By calling line_num, you can print the total number of rows in a csv file.

Situations that you may encounter while reading CSV files

Following are the situations that you may find while dealing with CSV files-

  • We all know that fields in CSV file are separated by commas. But you may find certain files in which fields are separated by semicolons(;) or pipe symbol(|) or colons(:).
  • ProductName|ProductCategory|Price|Retailer
    Samsung TV 60 LED|TV|1200|Bestbuy
    iPad Air|Tablet|499|Target
    Samsung Galaxy Tab 4|Tablet|399|Walmart
    Dell XP 13|Laptop|1099|Amazon
    HTC One	Smart|Phone|299|Target
  • You may find whitespaces after the delimiter. In the below example, comma is the delimiter and whitespaces are present after Product field.
  • Product, 	Price, Rating
    HTC One, 199,5
    Surface 3,  499,3
    Lenovo Y50,  1349,4
    HP Pavilion 15.6,    599, 4
  • In some CSV files, you may find that certain fields are enclosed in quotes.
  • ProductName,ProductCategory,Price,Retailer
    "Samsung TV 60 LED",TV,1200,Bestbuy
    "iPad Air",Tablet,499,Target
    "Samsung Galaxy Tab 4",Tablet,399,Walmart
    "Dell XP 13",Laptop,1099,Amazon

    To read such type of CSV files, Python provides csv.register_dialect() method. In this method, you can pass a set of parameters specific to a particular CSV file. Let's see an example of this method-

    #importing csv module
    import csv
    #specify csv file name
    filename = 'products.csv'
    csv.register_dialect(
    	'mydialect',
    	delimiter = '|',
    	skipinitialspace = True,
    	quoting = csv.QUOTE_ALL
    )
    #reading csv file
    with open(filename, 'r') as mycsvfile:
    	#created a stock reader object
    	productsreader = csv.reader(mycsvfile, dialect='mydialect')
    
    	#extracting data from rows one by one by iterating through productsreader
    	for row in productsreader:
    		print("%s %s %s %s"%(row[0],row[1],row[2],row[3]))

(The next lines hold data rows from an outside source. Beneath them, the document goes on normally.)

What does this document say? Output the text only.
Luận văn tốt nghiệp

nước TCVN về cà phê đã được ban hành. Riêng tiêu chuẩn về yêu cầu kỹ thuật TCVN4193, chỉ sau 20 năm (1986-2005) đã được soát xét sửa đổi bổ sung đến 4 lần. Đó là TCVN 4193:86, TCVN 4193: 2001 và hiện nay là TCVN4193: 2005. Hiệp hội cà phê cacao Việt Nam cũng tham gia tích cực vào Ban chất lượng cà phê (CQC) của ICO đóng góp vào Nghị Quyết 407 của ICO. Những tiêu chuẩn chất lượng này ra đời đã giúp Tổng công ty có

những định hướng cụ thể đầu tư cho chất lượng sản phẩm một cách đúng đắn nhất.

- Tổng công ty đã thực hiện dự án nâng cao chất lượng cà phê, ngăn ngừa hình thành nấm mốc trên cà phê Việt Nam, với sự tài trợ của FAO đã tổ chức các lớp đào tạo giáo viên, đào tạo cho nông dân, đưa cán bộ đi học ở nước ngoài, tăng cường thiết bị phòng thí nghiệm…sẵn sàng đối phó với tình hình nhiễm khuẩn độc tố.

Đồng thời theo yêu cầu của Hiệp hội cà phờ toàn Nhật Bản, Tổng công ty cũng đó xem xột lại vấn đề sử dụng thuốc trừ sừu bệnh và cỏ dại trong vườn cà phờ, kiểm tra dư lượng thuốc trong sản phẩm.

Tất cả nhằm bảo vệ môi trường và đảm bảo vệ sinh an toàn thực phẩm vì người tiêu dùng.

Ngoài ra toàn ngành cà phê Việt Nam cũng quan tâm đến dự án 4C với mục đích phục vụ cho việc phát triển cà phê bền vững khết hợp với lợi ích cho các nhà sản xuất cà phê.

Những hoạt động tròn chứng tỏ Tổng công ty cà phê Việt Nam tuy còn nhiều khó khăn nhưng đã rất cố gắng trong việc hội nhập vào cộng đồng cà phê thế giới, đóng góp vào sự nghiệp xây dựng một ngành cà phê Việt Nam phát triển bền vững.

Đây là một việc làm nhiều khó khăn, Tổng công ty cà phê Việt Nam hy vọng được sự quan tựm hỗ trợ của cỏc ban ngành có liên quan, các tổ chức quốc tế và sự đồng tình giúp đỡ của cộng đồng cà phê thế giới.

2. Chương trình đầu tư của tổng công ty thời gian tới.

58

    Output of the above program-

    Python read csv file

    Content of products.csv file-

    ProductName| ProductCategory| Price|   Retailer
    "Samsung TV 60 LED"|TV| 1200|	Bestbuy
    "iPad Air"| Tablet|499| Target
    "Samsung Galaxy Tab 4"|Tablet|   399|Walmart
    "Dell XP 13"|Laptop|1099|Amazon

    Parameters that you can pass to register_dialect() method

    Parameters Description
    delimiter It is used to specify the delimiter. Example- delimiter=';'
    skipinitialspace It is used to remove whitespaces after the delimiter. You can pass True or False to it. By default, its value is False.
    quoting When fields are enclosed in double quotes then use this parameter to get rid of it.